Après les rituels liés à la perte, la séparation, je propose aux enfants de créer un petit bateau avec des branches et de la corde et de fixer à son mât les rêves et projets futurs que l’enfant aura écrit sur une feuille. Quand le radeau ou le bateau sera terminé, il peut le mettre à l’eau sur le lac, soit à partir de la rive ou à partir de l’île. C’est un parcours initiatique qui apprend à l’enfant que dans la nature il peut aussi trouver des lieux de réconfort, des arbres qui l’aident à communiquer et exprimer ses émotions.
L’Espace Enfant et le bac à sable
Le contact à la terre ou avec le sable lorsque les enfants travaillent dans le bac à sable de l’Espace Enfant de l’hôpital Édith Cavell, réactualise chez l’enfant la mise en terre. Chaque mercredi après midi, les enfants qui ont un parent atteint d’un cancer ou dont le parent est décédé peuvent participer à ces ateliers ludiques et thérapeutiques dans le local adapté et dans le jardin attenant.
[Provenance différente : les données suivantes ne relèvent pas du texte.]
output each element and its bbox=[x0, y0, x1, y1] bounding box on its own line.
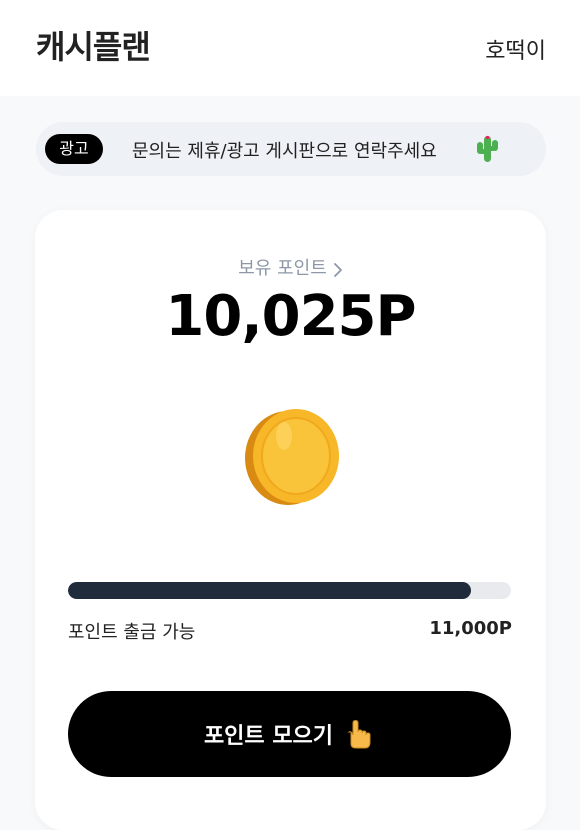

Édouard, 5 ans, a perdu sa mère un an plus tôt d’un cancer. Il est dans le bac à sable du jardin. Il enterre des personnages playmobil dans le sable, puis, il écrase un cloporte avec sa main et l’enterre en disant : « il est mort, il ne peut plus sortir de la terre ! » Puis, il enterre ses pieds et reste silencieux, attentif aux sensations du sable froid sur ses pieds nus. Enfin, il décide de m’enterrer dans le bac à sable et il s’exclame « Sophie, tu es la reine de la terre, tu vis sous la terre ! ».
Son petit frère de 4 ans, participe à mon enterrement et mon corps est recouvert jusqu’à la taille. Les deux frères vont alors couper des fleurs dans les jardins de l’hôpital et les posent sur ma tombe. Puis ils décident de fermer le couvercle du bac à sable sur moi. Je m’y oppose car je ne souhaitais pas me retrouver avec la lourde bâche en plastique sur la tête. Il est clair que cette mise en scène reproduisait le souvenir de leur mère dans le cercueil mais en dédramatisant la situation dès qu’elle devenait jouée, ritualisée. La thérapeute accepte d’occuper la place de la reine de la terre et les enfants orchestrent les opérations très sérieusement mais avec un plaisir manifeste. Il n’y avait pas d’angoisse chez eux lors de cette cérémonie. Ils y étaient arrivés progressivement, par expérimentations successives ; depuis le tout premier personnage playmobil enseveli, puis le cloporte écrasé, puis leurs pieds et enfin le corps du psy sous le sable. Ils élaboraient une réflexion et une forme d’intériorisation de ces éléments au fil de leurs expériences.
Quand le papa est venu les rechercher et qu’il m’a vue recouverte de sable et de fleurs, il s’est exclamé : « mes fils ont enterré la psy ! » et il m’a prise en photo.
Plus tard, leur grand-mère m’a raconté qu’au décès de la maman, son cercueil avait été ramené à la maison et posé dans le salon. Édouard est alors allé trouver son père et lui a dit : « Maman veut qu’on l’amène près du jardin ! ». Ils ont donc transporté le cercueil face à la fenêtre avec vue sur le jardin. Eric a dit alors : « Maman est contente maintenant ! ».
Les petits enfants sentent intuitivement ce lien entre la vie, la mort et la nature.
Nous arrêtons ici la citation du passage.